Orr moved to Suffolk about 40 years ago. The figure-8 track around his 5-½ acres is more than 3,600 feet long and was 15 years in the making, he said.

It includes several bridges, with a couple more than 100 feet long. An 11-foot-high trestle across a natural gully enables the figure-8, with the track looping back underneath

“Working weekends, and not real hard, it took about two years to build the trestle,” said Bob Grandle, 68, Orr’s best friend, who has helped him through the years.

“It’s built like a real trestle, as well.”

To acquire his skills, Orr first learned the basics of operating a machine tool by attending vocational training school.

His business, LocoParts, has shipped valves and other parts manufactured in his garage all around the world.

“It’s a small niche hobby, as far as model railroading goes,” Orr said.

Regular customers number in the hundreds, he estimates.

Embracing the Internet revolutionized the business. “The website improved my business several hundred percent,” Orr said. “Even though I carried a big ad in the national magazine, Internet sales were far and above.”

Orr has one locomotive left. He said he had half a dozen at the peak of his hobby. He plans to completely divest, including removing the track.

Grandle said the steam locomotives, capable of traveling considerably faster, are generally restricted to about 12 mph.

The machines run at 350 to 400 degrees, he said, producing about 100 to 120 pounds of steam pressure.

They’re inspected by the commonwealth of Virginia every two years.

Passengers — children, as well as adults — sit on inverted T-shaped cars, with padded seating running up the center.

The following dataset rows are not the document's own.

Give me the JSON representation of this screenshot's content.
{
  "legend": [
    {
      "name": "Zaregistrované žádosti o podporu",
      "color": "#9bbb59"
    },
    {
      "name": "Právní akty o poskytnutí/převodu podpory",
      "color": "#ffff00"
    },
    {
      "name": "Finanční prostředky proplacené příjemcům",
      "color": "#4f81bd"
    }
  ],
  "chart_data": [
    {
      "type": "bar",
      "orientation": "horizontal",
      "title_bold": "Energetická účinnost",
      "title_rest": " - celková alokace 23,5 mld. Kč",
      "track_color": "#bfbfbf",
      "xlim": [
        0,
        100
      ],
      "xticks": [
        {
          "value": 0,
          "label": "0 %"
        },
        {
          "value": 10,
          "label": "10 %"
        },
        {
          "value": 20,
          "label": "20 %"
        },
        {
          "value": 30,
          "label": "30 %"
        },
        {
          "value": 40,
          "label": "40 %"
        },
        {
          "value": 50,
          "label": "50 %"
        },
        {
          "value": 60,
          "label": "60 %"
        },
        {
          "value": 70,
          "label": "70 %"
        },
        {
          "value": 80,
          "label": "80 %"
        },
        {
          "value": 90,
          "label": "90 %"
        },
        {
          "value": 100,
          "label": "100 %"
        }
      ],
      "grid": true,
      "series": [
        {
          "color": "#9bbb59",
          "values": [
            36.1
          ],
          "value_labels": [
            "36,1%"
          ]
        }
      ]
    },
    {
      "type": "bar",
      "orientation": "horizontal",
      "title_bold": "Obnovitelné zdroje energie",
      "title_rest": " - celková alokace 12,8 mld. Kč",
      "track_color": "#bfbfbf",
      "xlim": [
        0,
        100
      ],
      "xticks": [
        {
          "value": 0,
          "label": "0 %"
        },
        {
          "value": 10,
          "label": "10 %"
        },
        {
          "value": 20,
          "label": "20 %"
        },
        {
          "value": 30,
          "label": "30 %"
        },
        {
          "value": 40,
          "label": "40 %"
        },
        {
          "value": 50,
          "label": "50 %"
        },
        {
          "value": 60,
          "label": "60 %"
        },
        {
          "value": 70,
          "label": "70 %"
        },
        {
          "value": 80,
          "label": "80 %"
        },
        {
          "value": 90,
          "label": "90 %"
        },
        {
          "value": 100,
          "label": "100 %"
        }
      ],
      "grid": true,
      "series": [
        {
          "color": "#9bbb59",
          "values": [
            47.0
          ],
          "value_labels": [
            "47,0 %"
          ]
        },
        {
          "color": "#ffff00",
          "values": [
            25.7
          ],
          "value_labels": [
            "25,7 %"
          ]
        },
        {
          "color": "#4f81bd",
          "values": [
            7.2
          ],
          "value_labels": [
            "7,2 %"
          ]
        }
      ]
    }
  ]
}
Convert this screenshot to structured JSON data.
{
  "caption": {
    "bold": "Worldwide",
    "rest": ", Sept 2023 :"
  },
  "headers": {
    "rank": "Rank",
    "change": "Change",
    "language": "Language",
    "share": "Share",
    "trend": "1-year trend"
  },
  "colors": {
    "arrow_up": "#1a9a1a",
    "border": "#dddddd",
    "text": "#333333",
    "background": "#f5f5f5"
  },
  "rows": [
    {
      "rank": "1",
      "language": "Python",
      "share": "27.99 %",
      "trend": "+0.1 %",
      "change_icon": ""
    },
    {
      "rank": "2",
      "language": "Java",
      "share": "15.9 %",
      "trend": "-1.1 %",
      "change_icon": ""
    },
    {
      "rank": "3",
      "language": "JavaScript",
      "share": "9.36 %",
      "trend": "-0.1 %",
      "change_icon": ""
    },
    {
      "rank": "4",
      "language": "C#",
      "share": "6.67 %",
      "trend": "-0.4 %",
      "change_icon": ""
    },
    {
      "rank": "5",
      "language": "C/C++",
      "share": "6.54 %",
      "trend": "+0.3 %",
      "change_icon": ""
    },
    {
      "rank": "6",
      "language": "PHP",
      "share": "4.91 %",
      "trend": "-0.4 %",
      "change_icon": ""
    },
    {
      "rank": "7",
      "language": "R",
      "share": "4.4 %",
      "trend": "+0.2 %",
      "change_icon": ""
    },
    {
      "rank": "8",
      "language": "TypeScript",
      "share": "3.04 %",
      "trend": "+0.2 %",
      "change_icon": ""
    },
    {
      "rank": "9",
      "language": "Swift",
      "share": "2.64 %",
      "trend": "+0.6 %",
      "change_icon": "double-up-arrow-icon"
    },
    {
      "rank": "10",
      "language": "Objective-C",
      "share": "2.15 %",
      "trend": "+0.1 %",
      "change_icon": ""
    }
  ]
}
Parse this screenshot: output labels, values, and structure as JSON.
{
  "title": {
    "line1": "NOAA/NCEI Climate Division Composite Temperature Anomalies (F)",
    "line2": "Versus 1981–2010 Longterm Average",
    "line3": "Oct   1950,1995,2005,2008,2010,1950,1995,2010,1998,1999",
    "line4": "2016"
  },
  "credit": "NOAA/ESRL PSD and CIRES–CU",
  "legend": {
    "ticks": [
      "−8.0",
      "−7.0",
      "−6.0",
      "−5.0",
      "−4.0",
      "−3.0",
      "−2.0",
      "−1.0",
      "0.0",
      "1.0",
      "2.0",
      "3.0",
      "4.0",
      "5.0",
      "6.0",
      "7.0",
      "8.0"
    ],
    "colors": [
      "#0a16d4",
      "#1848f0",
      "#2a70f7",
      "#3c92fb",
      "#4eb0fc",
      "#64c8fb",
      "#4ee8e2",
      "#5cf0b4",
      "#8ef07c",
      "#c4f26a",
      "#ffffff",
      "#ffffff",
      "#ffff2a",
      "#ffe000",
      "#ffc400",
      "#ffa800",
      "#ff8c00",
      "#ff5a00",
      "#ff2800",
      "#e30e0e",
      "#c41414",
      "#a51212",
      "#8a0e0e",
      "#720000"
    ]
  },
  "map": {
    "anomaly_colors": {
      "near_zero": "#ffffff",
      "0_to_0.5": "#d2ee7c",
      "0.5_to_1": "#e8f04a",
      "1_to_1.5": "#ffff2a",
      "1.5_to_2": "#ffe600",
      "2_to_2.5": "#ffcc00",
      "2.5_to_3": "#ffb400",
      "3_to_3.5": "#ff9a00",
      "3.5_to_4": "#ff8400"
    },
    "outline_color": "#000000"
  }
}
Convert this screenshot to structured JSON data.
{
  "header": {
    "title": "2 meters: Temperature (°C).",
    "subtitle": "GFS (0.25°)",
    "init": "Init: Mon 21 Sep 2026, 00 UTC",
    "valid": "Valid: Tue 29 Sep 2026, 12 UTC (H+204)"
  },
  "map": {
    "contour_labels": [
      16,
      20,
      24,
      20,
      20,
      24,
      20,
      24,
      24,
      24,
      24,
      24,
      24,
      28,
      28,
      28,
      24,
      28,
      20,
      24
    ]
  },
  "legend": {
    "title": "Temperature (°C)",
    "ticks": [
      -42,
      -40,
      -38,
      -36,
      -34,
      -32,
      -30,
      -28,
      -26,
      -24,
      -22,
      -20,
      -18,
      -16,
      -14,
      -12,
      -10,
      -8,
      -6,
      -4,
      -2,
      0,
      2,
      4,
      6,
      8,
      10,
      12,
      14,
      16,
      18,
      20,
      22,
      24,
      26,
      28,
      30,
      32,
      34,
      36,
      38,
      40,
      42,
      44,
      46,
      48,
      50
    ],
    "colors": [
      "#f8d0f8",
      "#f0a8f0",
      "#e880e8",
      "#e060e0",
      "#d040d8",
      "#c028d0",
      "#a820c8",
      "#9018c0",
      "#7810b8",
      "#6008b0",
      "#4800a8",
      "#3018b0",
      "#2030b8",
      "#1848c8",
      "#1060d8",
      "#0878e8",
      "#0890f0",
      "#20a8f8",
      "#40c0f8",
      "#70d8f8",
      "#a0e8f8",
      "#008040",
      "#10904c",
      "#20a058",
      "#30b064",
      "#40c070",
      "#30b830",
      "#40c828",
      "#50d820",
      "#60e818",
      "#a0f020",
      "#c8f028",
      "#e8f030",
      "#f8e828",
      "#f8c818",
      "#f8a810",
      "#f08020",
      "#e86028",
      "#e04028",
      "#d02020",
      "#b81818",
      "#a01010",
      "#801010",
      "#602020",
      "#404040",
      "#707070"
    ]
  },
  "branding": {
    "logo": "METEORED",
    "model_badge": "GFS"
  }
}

Orr held his open day for invited family and friends twice a year. “We had something no one else had, so it was our way of giving back to our church and our friends,” he said.

“The creativity of it” drew Orr to his model steam locomotives. About 75 to 100 people attended the Nov. 1 gathering, Grandle estimated.

“Everyone rode on them,” Orr said. “No matter who they were, when you get on the train, you’re automatically a 5-year-old.”